1Q09 earnings as expected. Net profit of S$9.5m, was up 68% y-o-y and in line with our forecast of S$10m. Gross margin of 27.4% was lower than 37.8% in the year ago period because of competitive pressure and unfavourable exchange rates in the quarter. Sales grew 49% y-o-y to S$118.9m, mainly driven by a 242% surge in industrial real estate, which completed several landmark industrial projects and more than 20% completion of the Libyan's township project.
Balance sheet remained healthy. Net cash dipped slightly to S$145m from S$151m at end of 4Q09 but Boustead expects cash inflow amounting to S$40m from sale of development property before fiscal year end.
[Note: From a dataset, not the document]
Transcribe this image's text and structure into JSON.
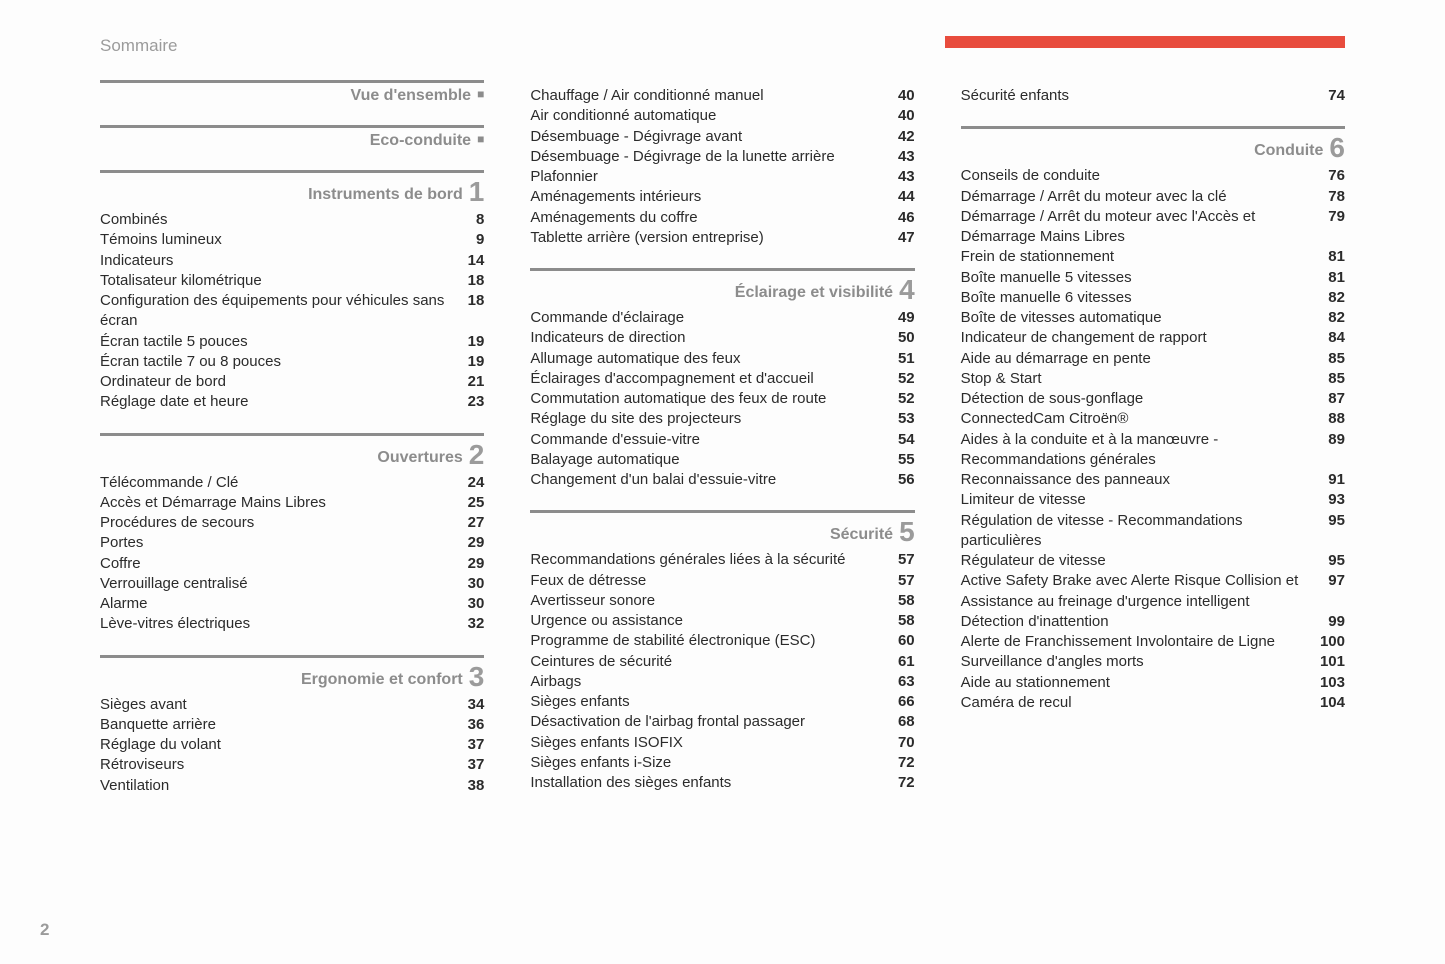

More from Energy & Water, less of Real Estate. As of now, FY10 revenue is currently backed by S$525m of net order backlog. Management noted slow recovery in business conditions, but remains optimistic of further negotiations for Energy related contracts as well as increased contribution from Water & Wastewater. However, Real Estate is expected to remain challenging amid curtailed infrastructure spending in the private sector. The absence of gains (FY09: c. S$30m) from sale of industrial properties would also affect earnings adversely.
FY10 cut by 20%, Downgrade to HOLD. In view of the subdued new order win - S$42m YTD compared to our previous forecast of S$280m - and the absence of property divestments, we have cut FY10 earnings by 20%. Accordingly, our SOTP target price was revised to S$0.77. Considering the limited upside, we are downgrading Boustead from Buy to HOLD.